Stage: 3 Challenge Level: Challenge Level:1

Vassil Vassilev , a 14 year old Bulgarian student from St Michael's College, Leeds, sent the following solution:

Element No 1 $$ {1\over 2} + {2\over 1} = {1 + 4\over 2} = {5\over 2} = 2 + {1\over 2} = 2 + {1\over 1\times(1+1)} $$ Element No 2 $$ {2\over 3} + {3\over 2} = {4 + 9\over 6} = {13\over 6} = 2 + {1\over 6} = 2 + {1\over 2\times(2+1)} $$ Element No 3 $$ {3\over 4} + {4\over 3} = {9 + 16\over 12} = {25\over 12} = 2 + {1\over 12} = 2 + {1\over 3\times(3 + 1)} $$ Element No 4 $$ {4\over 5} + {5\over 4} = {16 + 15\over 20} = {41\over 20} = 2 + {1\over 20} = 2 + {1\over 4\times(4 + 1)} $$ Element No n

\begin{eqnarray} {n\over n + 1} + {n+1\over n} &=& {n^2 + (n + 1)^2\over n(n + 1)} = {n^2 + n^2 + 2n + 1\over n^2 + n}\\ &=& {2n^2 + 2n\over n^2 + n} + {1\over n^2 + n} = 2 + {1\over n^2 + n}\\ &=& 2 + {1\over n(n + 1)} \end{eqnarray}
Vassil stopped here but do you notice that, as $n$ gets bigger and bigger, so $$ {1\over n(n + 1)}$$ gets smaller and smaller and closer and closer to zero? If this sequence went on for ever the terms would get closer and closer to 2 without ever actually being equal to 2. Another way of seeing this is to look at $$ {n\over n + 1} $$ and see that this must get closer and closer to the value 1 as $n$ gets bigger and bigger and also $$ {n + 1\over n} $$ must also get closer and closer to 1, so the $n$th term of the sequence, namely $$ {n\over n + 1} + {n + 1\over n} $$ must get closer and closer to 2. We say the limit of this sequence, as $n$ tends to infinity, is 2.

Some, but not all, of the points on the graph of $$ y = x + {1\over x} $$ represent terms of the sequence. You might like to draw the graph and look at what happens to it around $x = 1$.
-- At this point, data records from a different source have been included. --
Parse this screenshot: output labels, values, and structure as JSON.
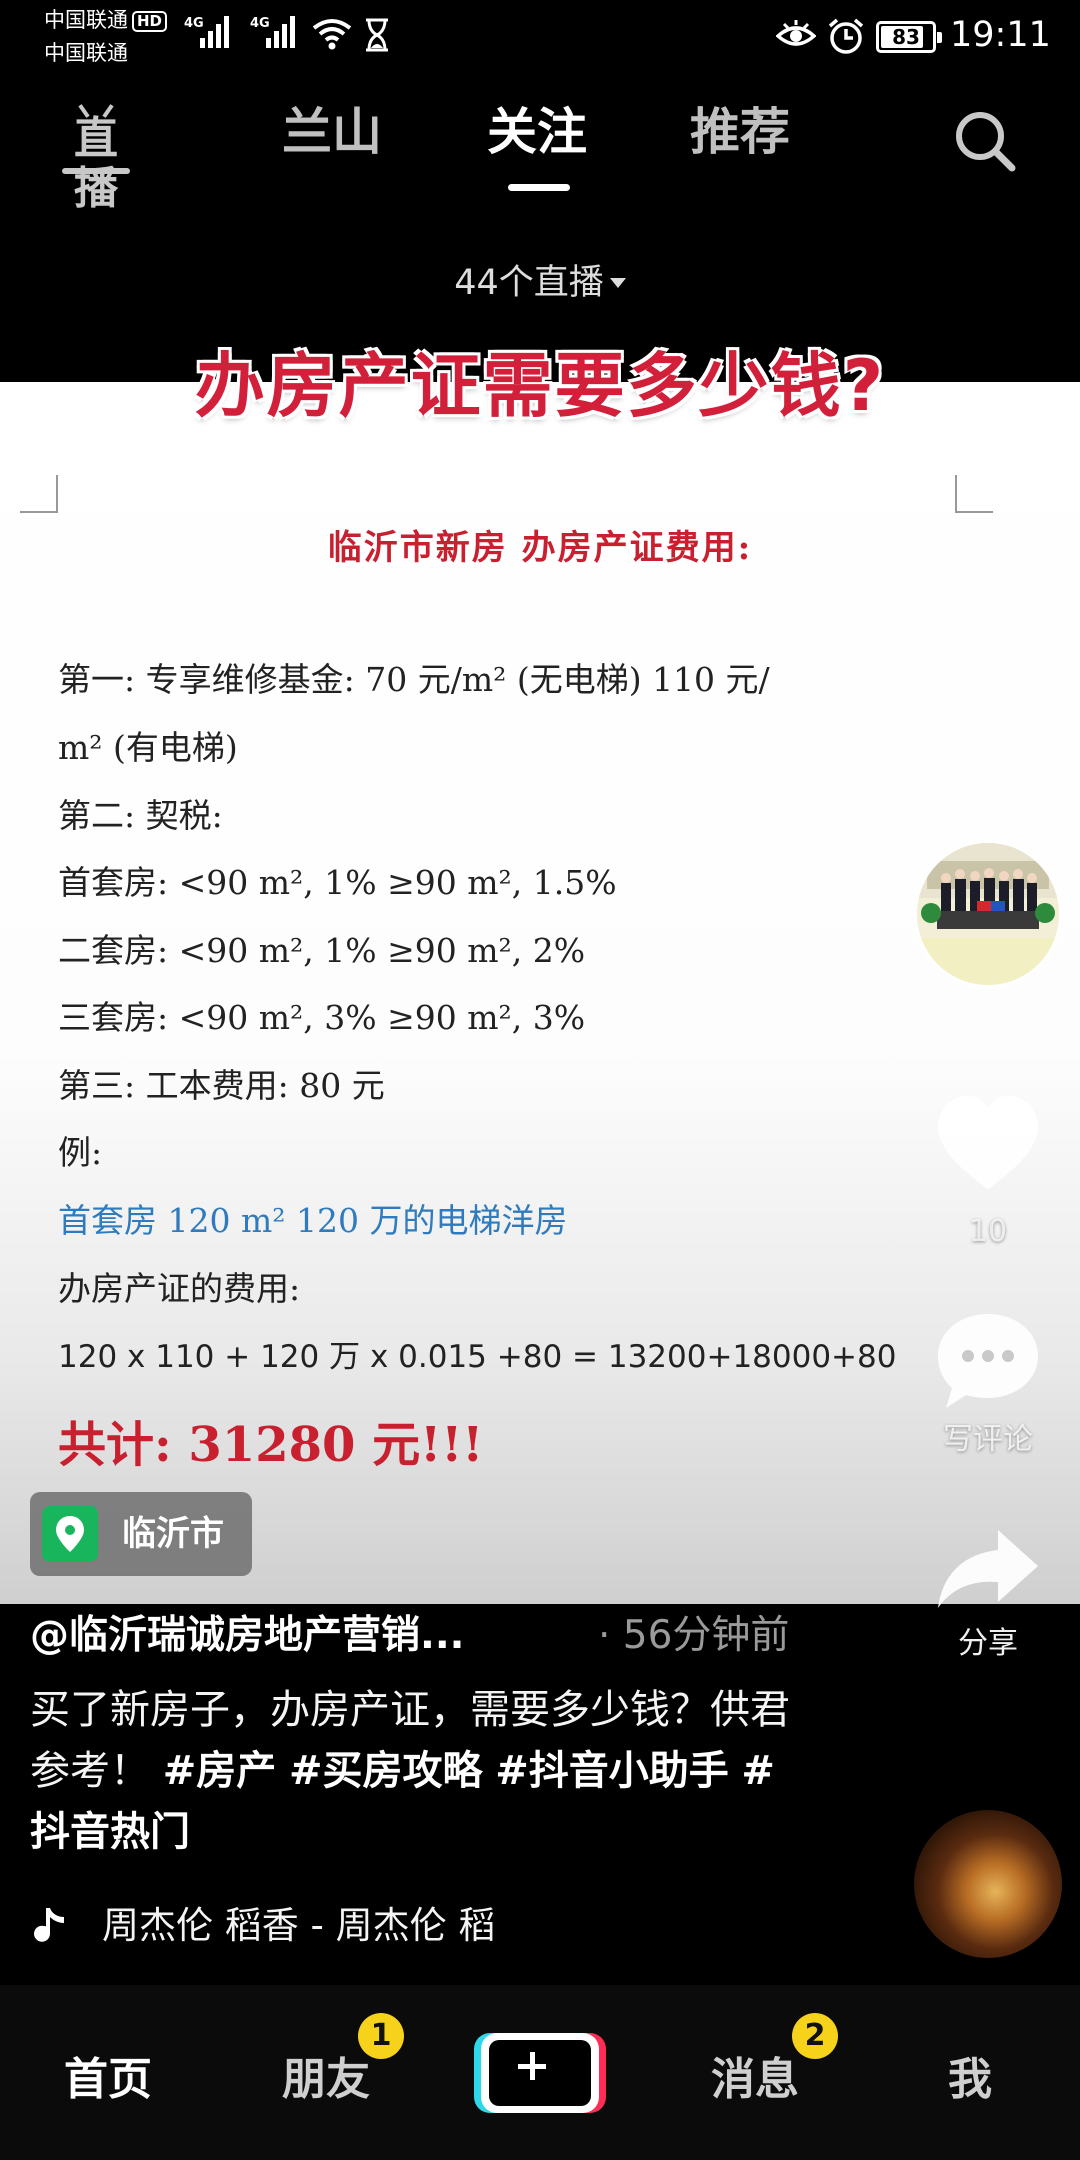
{
  "status_bar": {
    "carrier_1": "中国联通",
    "carrier_1_badge": "HD",
    "carrier_2": "中国联通",
    "network_1": "4G",
    "network_2": "4G",
    "battery": "83",
    "battery_level": 0.83,
    "time": "19:11"
  },
  "top_nav": {
    "live_label": "直播",
    "tabs": [
      {
        "label": "兰山",
        "active": false
      },
      {
        "label": "关注",
        "active": true
      },
      {
        "label": "推荐",
        "active": false
      }
    ],
    "live_count": "44个直播"
  },
  "video": {
    "headline": "办房产证需要多少钱?",
    "doc_title": "临沂市新房  办房产证费用:",
    "lines": [
      "第一: 专享维修基金: 70 元/m² (无电梯)  110 元/",
      "m² (有电梯)",
      "第二: 契税:",
      "首套房: <90 m², 1%     ≥90 m², 1.5%",
      "二套房: <90 m², 1%     ≥90 m², 2%",
      "三套房: <90 m², 3%     ≥90 m², 3%",
      "第三: 工本费用: 80 元",
      "例:",
      "首套房 120 m² 120 万的电梯洋房",
      "办房产证的费用:",
      "120 x 110 + 120 万 x 0.015 +80 = 13200+18000+80"
    ],
    "total": "共计: 31280 元!!!",
    "location": "临沂市"
  },
  "right_rail": {
    "likes": "10",
    "comment_label": "写评论",
    "share_label": "分享"
  },
  "caption": {
    "author": "@临沂瑞诚房地产营销...",
    "time": "· 56分钟前",
    "text": "买了新房子，办房产证，需要多少钱？供君参考！",
    "tags": [
      "#房产",
      "#买房攻略",
      "#抖音小助手",
      "#抖音热门"
    ],
    "music": "周杰伦   稻香 - 周杰伦   稻"
  },
  "bottom_nav": {
    "items": [
      {
        "label": "首页",
        "active": true
      },
      {
        "label": "朋友",
        "badge": "1"
      },
      {
        "label": "消息",
        "badge": "2"
      },
      {
        "label": "我"
      }
    ]
  },
  "colors": {
    "headline_red": "#d2203a",
    "doc_red": "#c8202f",
    "doc_blue": "#2f7bbd",
    "badge_yellow": "#f6d21b",
    "location_green": "#19b55c"
  }
}
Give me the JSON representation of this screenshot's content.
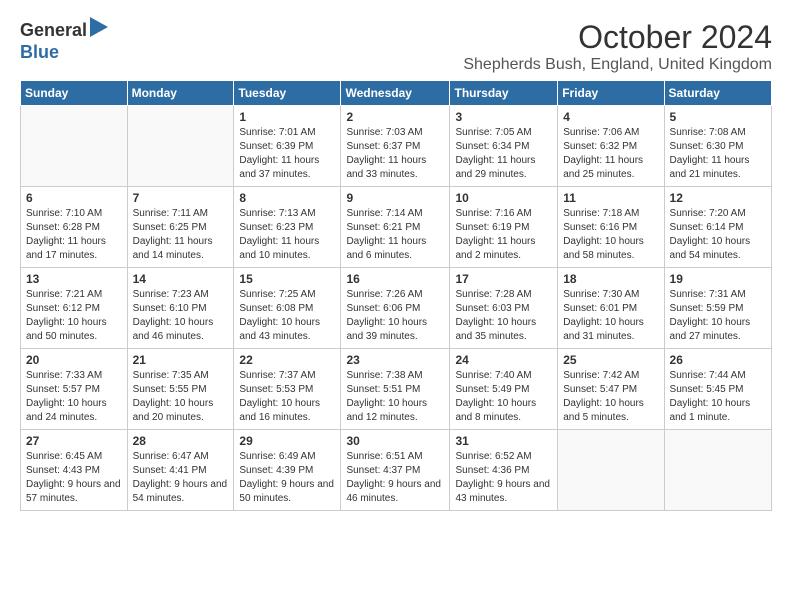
{
  "header": {
    "logo_general": "General",
    "logo_blue": "Blue",
    "title": "October 2024",
    "subtitle": "Shepherds Bush, England, United Kingdom"
  },
  "days_of_week": [
    "Sunday",
    "Monday",
    "Tuesday",
    "Wednesday",
    "Thursday",
    "Friday",
    "Saturday"
  ],
  "weeks": [
    [
      {
        "day": "",
        "info": ""
      },
      {
        "day": "",
        "info": ""
      },
      {
        "day": "1",
        "info": "Sunrise: 7:01 AM\nSunset: 6:39 PM\nDaylight: 11 hours and 37 minutes."
      },
      {
        "day": "2",
        "info": "Sunrise: 7:03 AM\nSunset: 6:37 PM\nDaylight: 11 hours and 33 minutes."
      },
      {
        "day": "3",
        "info": "Sunrise: 7:05 AM\nSunset: 6:34 PM\nDaylight: 11 hours and 29 minutes."
      },
      {
        "day": "4",
        "info": "Sunrise: 7:06 AM\nSunset: 6:32 PM\nDaylight: 11 hours and 25 minutes."
      },
      {
        "day": "5",
        "info": "Sunrise: 7:08 AM\nSunset: 6:30 PM\nDaylight: 11 hours and 21 minutes."
      }
    ],
    [
      {
        "day": "6",
        "info": "Sunrise: 7:10 AM\nSunset: 6:28 PM\nDaylight: 11 hours and 17 minutes."
      },
      {
        "day": "7",
        "info": "Sunrise: 7:11 AM\nSunset: 6:25 PM\nDaylight: 11 hours and 14 minutes."
      },
      {
        "day": "8",
        "info": "Sunrise: 7:13 AM\nSunset: 6:23 PM\nDaylight: 11 hours and 10 minutes."
      },
      {
        "day": "9",
        "info": "Sunrise: 7:14 AM\nSunset: 6:21 PM\nDaylight: 11 hours and 6 minutes."
      },
      {
        "day": "10",
        "info": "Sunrise: 7:16 AM\nSunset: 6:19 PM\nDaylight: 11 hours and 2 minutes."
      },
      {
        "day": "11",
        "info": "Sunrise: 7:18 AM\nSunset: 6:16 PM\nDaylight: 10 hours and 58 minutes."
      },
      {
        "day": "12",
        "info": "Sunrise: 7:20 AM\nSunset: 6:14 PM\nDaylight: 10 hours and 54 minutes."
      }
    ],
    [
      {
        "day": "13",
        "info": "Sunrise: 7:21 AM\nSunset: 6:12 PM\nDaylight: 10 hours and 50 minutes."
      },
      {
        "day": "14",
        "info": "Sunrise: 7:23 AM\nSunset: 6:10 PM\nDaylight: 10 hours and 46 minutes."
      },
      {
        "day": "15",
        "info": "Sunrise: 7:25 AM\nSunset: 6:08 PM\nDaylight: 10 hours and 43 minutes."
      },
      {
        "day": "16",
        "info": "Sunrise: 7:26 AM\nSunset: 6:06 PM\nDaylight: 10 hours and 39 minutes."
      },
      {
        "day": "17",
        "info": "Sunrise: 7:28 AM\nSunset: 6:03 PM\nDaylight: 10 hours and 35 minutes."
      },
      {
        "day": "18",
        "info": "Sunrise: 7:30 AM\nSunset: 6:01 PM\nDaylight: 10 hours and 31 minutes."
      },
      {
        "day": "19",
        "info": "Sunrise: 7:31 AM\nSunset: 5:59 PM\nDaylight: 10 hours and 27 minutes."
      }
    ],
    [
      {
        "day": "20",
        "info": "Sunrise: 7:33 AM\nSunset: 5:57 PM\nDaylight: 10 hours and 24 minutes."
      },
      {
        "day": "21",
        "info": "Sunrise: 7:35 AM\nSunset: 5:55 PM\nDaylight: 10 hours and 20 minutes."
      },
      {
        "day": "22",
        "info": "Sunrise: 7:37 AM\nSunset: 5:53 PM\nDaylight: 10 hours and 16 minutes."
      },
      {
        "day": "23",
        "info": "Sunrise: 7:38 AM\nSunset: 5:51 PM\nDaylight: 10 hours and 12 minutes."
      },
      {
        "day": "24",
        "info": "Sunrise: 7:40 AM\nSunset: 5:49 PM\nDaylight: 10 hours and 8 minutes."
      },
      {
        "day": "25",
        "info": "Sunrise: 7:42 AM\nSunset: 5:47 PM\nDaylight: 10 hours and 5 minutes."
      },
      {
        "day": "26",
        "info": "Sunrise: 7:44 AM\nSunset: 5:45 PM\nDaylight: 10 hours and 1 minute."
      }
    ],
    [
      {
        "day": "27",
        "info": "Sunrise: 6:45 AM\nSunset: 4:43 PM\nDaylight: 9 hours and 57 minutes."
      },
      {
        "day": "28",
        "info": "Sunrise: 6:47 AM\nSunset: 4:41 PM\nDaylight: 9 hours and 54 minutes."
      },
      {
        "day": "29",
        "info": "Sunrise: 6:49 AM\nSunset: 4:39 PM\nDaylight: 9 hours and 50 minutes."
      },
      {
        "day": "30",
        "info": "Sunrise: 6:51 AM\nSunset: 4:37 PM\nDaylight: 9 hours and 46 minutes."
      },
      {
        "day": "31",
        "info": "Sunrise: 6:52 AM\nSunset: 4:36 PM\nDaylight: 9 hours and 43 minutes."
      },
      {
        "day": "",
        "info": ""
      },
      {
        "day": "",
        "info": ""
      }
    ]
  ]
}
Vassil worked out the $n$th term of the similar sequence formed by adding the squares of these fractions and after doing some algebra to simplify the expression he obtained the following result: $$ \left({n\over n + 1}\right)^2 + \left({n + 1\over n}\right)^2 = 2 + \left({2n + 1\over n(n + 1)}\right)^2. $$ Here again the limit as n tends to infinity is 2. You might like to prove this result in another way.